Abstract:Brain-Computer Interfaces (BCI) based on Electroencephalography (EEG) signals, in particular motor imagery (MI) data have received a lot of attention and show the potential towards the design of key technologies both in healthcare and other industries. MI data is generated when a subject imagines movement of limbs and can be used to aid rehabilitation as well as in autonomous driving scenarios. Thus, classification of MI signals is vital for EEG-based BCI systems. Recently, MI EEG classification techniques using deep learning have shown improved performance over conventional techniques. However, due to inter-subject variability, the scarcity of unseen subject data, and low signal-to-noise ratio, extracting robust features and improving accuracy is still challenging. In this context, we propose a novel two-way few shot network that is able to efficiently learn how to learn representative features of unseen subject categories and how to classify them with limited MI EEG data.

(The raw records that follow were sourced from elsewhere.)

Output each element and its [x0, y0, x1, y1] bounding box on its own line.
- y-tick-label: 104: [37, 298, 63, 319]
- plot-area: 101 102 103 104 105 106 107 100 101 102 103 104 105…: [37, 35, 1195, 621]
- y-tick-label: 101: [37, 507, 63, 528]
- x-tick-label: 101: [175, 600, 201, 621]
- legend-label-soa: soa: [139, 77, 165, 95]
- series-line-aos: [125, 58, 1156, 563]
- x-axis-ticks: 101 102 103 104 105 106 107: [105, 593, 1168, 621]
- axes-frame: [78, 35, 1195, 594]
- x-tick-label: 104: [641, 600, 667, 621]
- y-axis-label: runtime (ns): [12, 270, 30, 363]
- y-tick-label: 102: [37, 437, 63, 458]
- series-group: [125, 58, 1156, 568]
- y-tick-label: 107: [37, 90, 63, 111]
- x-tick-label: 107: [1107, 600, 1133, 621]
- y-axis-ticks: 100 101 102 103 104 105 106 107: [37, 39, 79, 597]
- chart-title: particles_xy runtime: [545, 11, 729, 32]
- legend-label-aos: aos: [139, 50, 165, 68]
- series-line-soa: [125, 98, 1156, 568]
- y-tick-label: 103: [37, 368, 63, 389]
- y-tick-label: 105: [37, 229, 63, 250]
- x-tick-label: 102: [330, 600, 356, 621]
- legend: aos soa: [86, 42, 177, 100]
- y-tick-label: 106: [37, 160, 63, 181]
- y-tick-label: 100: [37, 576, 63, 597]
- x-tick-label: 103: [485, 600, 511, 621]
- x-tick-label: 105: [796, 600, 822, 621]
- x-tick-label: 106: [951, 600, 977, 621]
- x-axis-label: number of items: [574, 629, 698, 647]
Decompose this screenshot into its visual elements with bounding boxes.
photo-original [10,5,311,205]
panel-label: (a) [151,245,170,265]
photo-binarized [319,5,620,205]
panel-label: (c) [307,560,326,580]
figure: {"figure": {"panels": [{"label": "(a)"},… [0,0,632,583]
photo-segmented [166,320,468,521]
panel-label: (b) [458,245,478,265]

The pipeline includes an embedding module that learns feature representations from a set of samples, an attention mechanism for key signal feature discovery, and a relation module for final classification based on relation scores between a support set and a query signal. In addition to the unified learning of feature similarity and a few shot classifier, our method leads to emphasize informative features in support data relevant to the query data, which generalizes better on unseen subjects. For evaluation, we used the BCI competition IV 2b dataset and achieved an 9.3% accuracy improvement in the 20-shot classification task with state-of-the-art performance. Experimental results demonstrate the effectiveness of employing attention and the overall generality of our method.